Mi piel esta delgada, y me doy cuenta. Y recuerdo amores y desamores, ambos importantes por igual. Tanto en el amor como en el desamor se crece, se aprende a ver la vida desde diferentes ópticas.

Amaneceres y atardeceres con sus matices y colores, que no dejan de sorprender. Porque no hay un amanecer o atardecer igual, todos y cada uno son diferentes, como los amores. Y es que es a través de estos amores y desamores que uno aprende a sentir la belleza de lo que la vida significa, con sus sonrisas y lágrimas. Porque es en esos momentos, tanto en la alegría como de tristeza, cuando escribimos sobre nuestra piel, esas palabras imborrables, que nos marcan por siempre, mientras dure nuestra existencia. Por ello, nuestra piel adelgaza cuando nos acercamos al crepúsculo, hermoso sí, pero nostálgico. Tardes mágicas y letárgicas, que nos hacen recordar. Si volviera a nacer buscaría el sol de tus ojos...en cada amanecer, dijo el poeta.

Era un julio 7 de un año cualquiera, me encontraba en la iglesia de Verona “Santa Anastasia”, imponente, majestuosa. Cubierta sus paredes de arte renacentista, su domo como un globo preñado de caprichosos ornamentos. ¿Cómo me siento? En paz. Cerca de la “nuova Borsa” en Verona, sobre la calle principal encuentro un hombre de origen árabe, sentado enfrente de un aparato de sonido, pretendiendo tocar la flauta...alguna gente le brinda su dinero, me hace reír...
Y yo mirándote, hablándote al oído.

Y tú, nerviosa, al escuchar mi contenido.

Y veo tus ojos, advierto tu respiración: lenta, profunda, en perfecta sincronización.

Y al final, el placer de tu boca que suda segrega, exigiendo un beso al intermezzo.

Tus pechos erguidos, en unísono encendidos, como esperándome...

Era Verona, la patria de Julieta, en una de mis madrugadas de recorrido solitario por sus calles. ¡Como gozo los amaneceres, siempre con un café!

Leyendo en la ventana de mis recuerdos, solo me queda decirte que te amo, te amo vida por ser lo que fuiste y lo que queda por vivir.
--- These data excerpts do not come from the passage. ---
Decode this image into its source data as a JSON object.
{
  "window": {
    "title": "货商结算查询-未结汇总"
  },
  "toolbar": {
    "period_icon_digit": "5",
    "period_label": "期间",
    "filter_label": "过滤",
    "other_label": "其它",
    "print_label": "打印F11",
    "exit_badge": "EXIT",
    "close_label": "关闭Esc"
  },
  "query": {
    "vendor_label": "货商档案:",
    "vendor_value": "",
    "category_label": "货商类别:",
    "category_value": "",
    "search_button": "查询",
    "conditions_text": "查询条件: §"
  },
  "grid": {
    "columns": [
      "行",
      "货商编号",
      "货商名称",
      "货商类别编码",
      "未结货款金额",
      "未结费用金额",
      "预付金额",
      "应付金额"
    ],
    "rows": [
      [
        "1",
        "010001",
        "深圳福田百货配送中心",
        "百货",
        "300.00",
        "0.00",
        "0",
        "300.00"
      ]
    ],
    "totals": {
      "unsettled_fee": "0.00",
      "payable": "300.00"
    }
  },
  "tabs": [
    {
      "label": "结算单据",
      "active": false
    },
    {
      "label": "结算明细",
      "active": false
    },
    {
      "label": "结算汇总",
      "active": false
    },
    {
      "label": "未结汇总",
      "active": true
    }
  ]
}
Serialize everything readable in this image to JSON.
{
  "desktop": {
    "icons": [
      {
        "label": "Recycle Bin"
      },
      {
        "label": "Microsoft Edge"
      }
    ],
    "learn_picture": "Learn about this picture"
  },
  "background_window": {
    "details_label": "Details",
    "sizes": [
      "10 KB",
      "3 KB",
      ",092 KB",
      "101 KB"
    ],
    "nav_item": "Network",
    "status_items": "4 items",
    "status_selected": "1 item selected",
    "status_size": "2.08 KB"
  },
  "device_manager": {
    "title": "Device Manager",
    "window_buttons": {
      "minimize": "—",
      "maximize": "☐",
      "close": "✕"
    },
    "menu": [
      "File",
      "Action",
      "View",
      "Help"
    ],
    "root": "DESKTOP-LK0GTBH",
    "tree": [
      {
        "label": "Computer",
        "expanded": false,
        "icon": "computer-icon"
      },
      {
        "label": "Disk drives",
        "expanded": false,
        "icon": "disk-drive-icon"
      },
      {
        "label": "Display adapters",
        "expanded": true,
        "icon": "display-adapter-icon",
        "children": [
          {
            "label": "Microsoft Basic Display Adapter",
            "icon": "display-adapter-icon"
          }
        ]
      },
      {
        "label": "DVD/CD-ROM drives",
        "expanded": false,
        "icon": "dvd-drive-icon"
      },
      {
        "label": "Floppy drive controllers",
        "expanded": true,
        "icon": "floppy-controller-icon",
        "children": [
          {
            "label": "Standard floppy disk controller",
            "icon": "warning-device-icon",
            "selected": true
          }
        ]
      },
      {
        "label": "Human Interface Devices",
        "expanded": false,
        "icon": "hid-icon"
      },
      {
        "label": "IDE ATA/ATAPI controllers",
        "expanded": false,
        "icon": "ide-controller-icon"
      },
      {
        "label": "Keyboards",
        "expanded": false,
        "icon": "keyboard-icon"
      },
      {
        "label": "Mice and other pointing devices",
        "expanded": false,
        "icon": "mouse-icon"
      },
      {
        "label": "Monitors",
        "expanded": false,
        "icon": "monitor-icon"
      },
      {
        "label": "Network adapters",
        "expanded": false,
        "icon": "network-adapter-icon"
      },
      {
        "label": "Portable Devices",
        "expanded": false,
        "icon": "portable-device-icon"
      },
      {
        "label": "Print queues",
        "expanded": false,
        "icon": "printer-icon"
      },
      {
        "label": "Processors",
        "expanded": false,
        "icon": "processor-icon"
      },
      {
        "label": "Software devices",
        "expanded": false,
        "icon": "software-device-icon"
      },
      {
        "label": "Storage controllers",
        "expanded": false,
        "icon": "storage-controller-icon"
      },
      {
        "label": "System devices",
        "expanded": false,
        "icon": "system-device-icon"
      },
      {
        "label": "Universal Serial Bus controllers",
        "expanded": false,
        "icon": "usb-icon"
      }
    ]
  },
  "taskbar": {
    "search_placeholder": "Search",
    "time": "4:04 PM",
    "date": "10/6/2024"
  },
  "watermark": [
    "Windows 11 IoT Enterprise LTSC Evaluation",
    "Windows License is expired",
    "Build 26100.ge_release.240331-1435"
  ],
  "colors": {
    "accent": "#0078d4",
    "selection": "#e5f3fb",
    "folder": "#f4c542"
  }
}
Por la gente que me hiciste conocer, por sus sonrisas y las mías, sus lágrimas y las mías. Los momentos con amigos, especialmente aquellos que nunca ves pero que siempre sientes cerca. Pero también vida, gracias por aquellos momentos de soledad. Esos momentos tan necesarios para crecer.

No he escrito un poema desde ayer,
En que la lluvia nos entregó el amor,
Si todavía tengo tu olor,
Y me quema en el recuerdo de un fugaz anochecer.

Es mediodía en la Toscana, la voz de la iglesia me recuerda que son las doce. Después de dar varias vueltas, me doy cuenta de que son las dos y media, estoy esperando en la cola para ascender la torre del Mangia (una antigua torre medieval ubicada en la ciudad de Siena, una de las torres seculares más altas de la Italia medieval) y pensando en que me gusta “tocar solo”, una experiencia personal al procesar toda esta información que se percibe a través del sensorio. ¡Estoy ascendiendo! Como se rasga esa guitarra, con el lamento gitano, y la cueva donde nació...

Me encanta estar solo porque te extraño, porque al verte recuerdo tu veneno mortal que deja la existencia inexistente y los aires de amor se convierten en tormenta. Me encanta estar solo porque te pienso y te siento adentro y te veo en el infinito bello de la extrema ribera del monte. Sobre los techos de Siena me siento volar...

Mi piel esta delgada, pues mucho he escrito. Escritos de amor y desamor. Escritos de vida, de tarde y de noche.

Amanece ya,
Y te veo de la mano caminando,
En tu rostro un futuro,
En tus manos alegrías,
Un cielo azul de cada día.

Ahora comprendo. Ahora que pretendo conocer un poquito más de esta hermosa vida, aunque en realidad, sigo viéndola y sintiéndola igual. Con la misma pasión viviéndola, con la misma intensidad que viví aquel mi año, aquel mi encuentro, aquel mi pueblo de telares, y del violín de don Tancho. Si es que solo conozco una sola manera de vivir, y, es más, y con mi piel adelgazada, no quiero conocer otra.